Drugs, alcohol and emotional trauma took their toll on his bandmates. Bassist and singer Rick Danko died from from a heart attack at the age of 56. Before that, singer and piano player Richard Manuel had committed suicide when he was 42. (Footage of Helm singing the refrain from Bruce Springsteen's "Atlantic City," which goes "everything dies, baby, that's a fact," is particularly poignant given his health and the fate of some of his bandmates.)
But Helm's reflections on hardship and suffering are funny.

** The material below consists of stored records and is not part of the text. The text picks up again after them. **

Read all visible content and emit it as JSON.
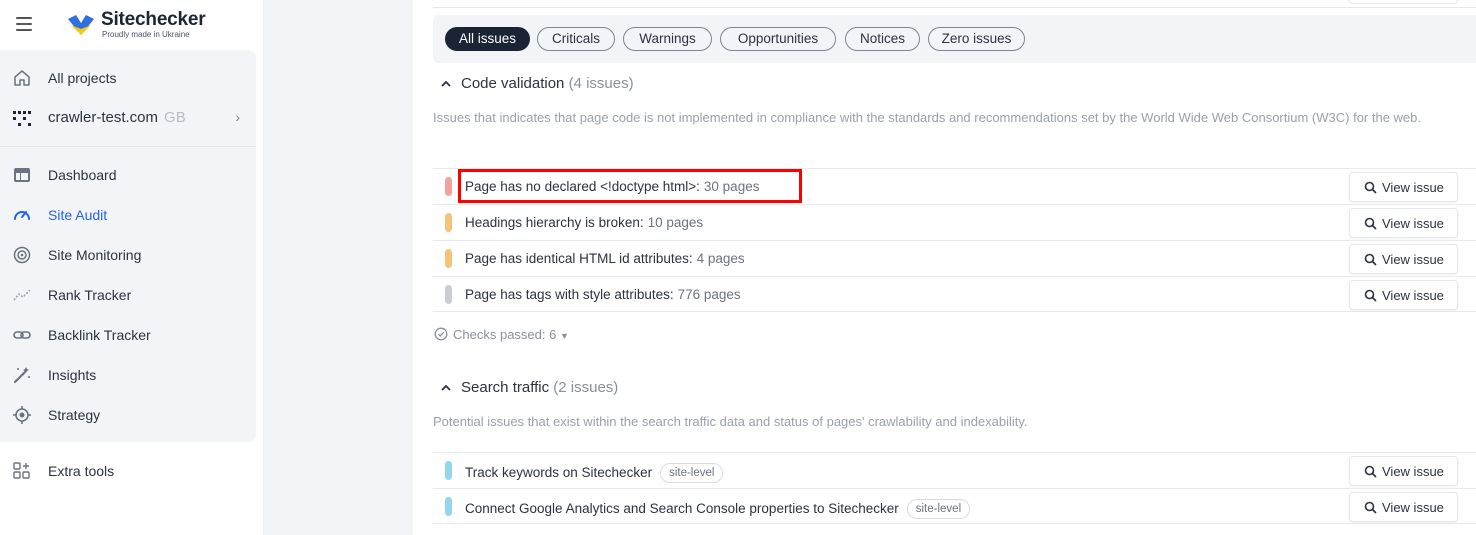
{
  "brand": {
    "name": "Sitechecker",
    "tagline": "Proudly made in Ukraine",
    "colors": {
      "blue": "#2f6fe0",
      "yellow": "#f5c518",
      "active_nav": "#2563eb"
    }
  },
  "sidebar": {
    "all_projects": "All projects",
    "project": {
      "domain": "crawler-test.com",
      "region": "GB"
    },
    "items": [
      {
        "label": "Dashboard",
        "icon": "dashboard-icon"
      },
      {
        "label": "Site Audit",
        "icon": "gauge-icon",
        "active": true
      },
      {
        "label": "Site Monitoring",
        "icon": "monitoring-icon"
      },
      {
        "label": "Rank Tracker",
        "icon": "rank-tracker-icon"
      },
      {
        "label": "Backlink Tracker",
        "icon": "link-icon"
      },
      {
        "label": "Insights",
        "icon": "magic-wand-icon"
      },
      {
        "label": "Strategy",
        "icon": "target-icon"
      }
    ],
    "extra_tools": "Extra tools"
  },
  "filters": [
    "All issues",
    "Criticals",
    "Warnings",
    "Opportunities",
    "Notices",
    "Zero issues"
  ],
  "sections": [
    {
      "title": "Code validation",
      "count": "(4 issues)",
      "description": "Issues that indicates that page code is not implemented in compliance with the standards and recommendations set by the World Wide Web Consortium (W3C) for the web.",
      "issues": [
        {
          "name": "Page has no declared <!doctype html>:",
          "pages": "30 pages",
          "severity": "critical",
          "color": "#f2a29b"
        },
        {
          "name": "Headings hierarchy is broken:",
          "pages": "10 pages",
          "severity": "warning",
          "color": "#f7c27a"
        },
        {
          "name": "Page has identical HTML id attributes:",
          "pages": "4 pages",
          "severity": "warning",
          "color": "#f7c27a"
        },
        {
          "name": "Page has tags with style attributes:",
          "pages": "776 pages",
          "severity": "notice",
          "color": "#c9cdd4"
        }
      ],
      "checks_passed": "Checks passed: 6"
    },
    {
      "title": "Search traffic",
      "count": "(2 issues)",
      "description": "Potential issues that exist within the search traffic data and status of pages' crawlability and indexability.",
      "issues": [
        {
          "name": "Track keywords on Sitechecker",
          "tag": "site-level",
          "severity": "opportunity",
          "color": "#93d6f2"
        },
        {
          "name": "Connect Google Analytics and Search Console properties to Sitechecker",
          "tag": "site-level",
          "severity": "opportunity",
          "color": "#93d6f2"
        }
      ]
    }
  ],
  "view_issue_label": "View issue"
}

On the subject of Manuel, he says this: "Richard didn't have no sleeve, much less something up it." And then: "He wasn't old and he wasn't weak and he wasn't drunk ... all the time. He was a brilliant damn guy."
The name of the film, too, comes from a line allegedly spoken by Helm when the Band was on the verge of falling apart due to substance abuse, ill health and interpersonal stress. When Robertson suggested to Helm that the group take a break in order to possibly preserve and prolong their lives, Helm said "I ain't in it for my health."
Hoskyns elaborates. "You don't go into music to be healthy," he says. "It's not a career choice you make based on how long you want to live."
Helm probably should have lived beyond 71, but considering the hard-living, the drugs and the brushes with near-financial ruin, he did pretty good. We get to see him gazing at a picture of his new grandchild, greeting adoring crowds and generally chilling out. Up until the very end he seemed to embody his ethos about pursuing an existence that has character, quality and soul over all else.
"Everybody wants to live a long time," says Helm, laughing, "but [it's not how long we live] it's how we live."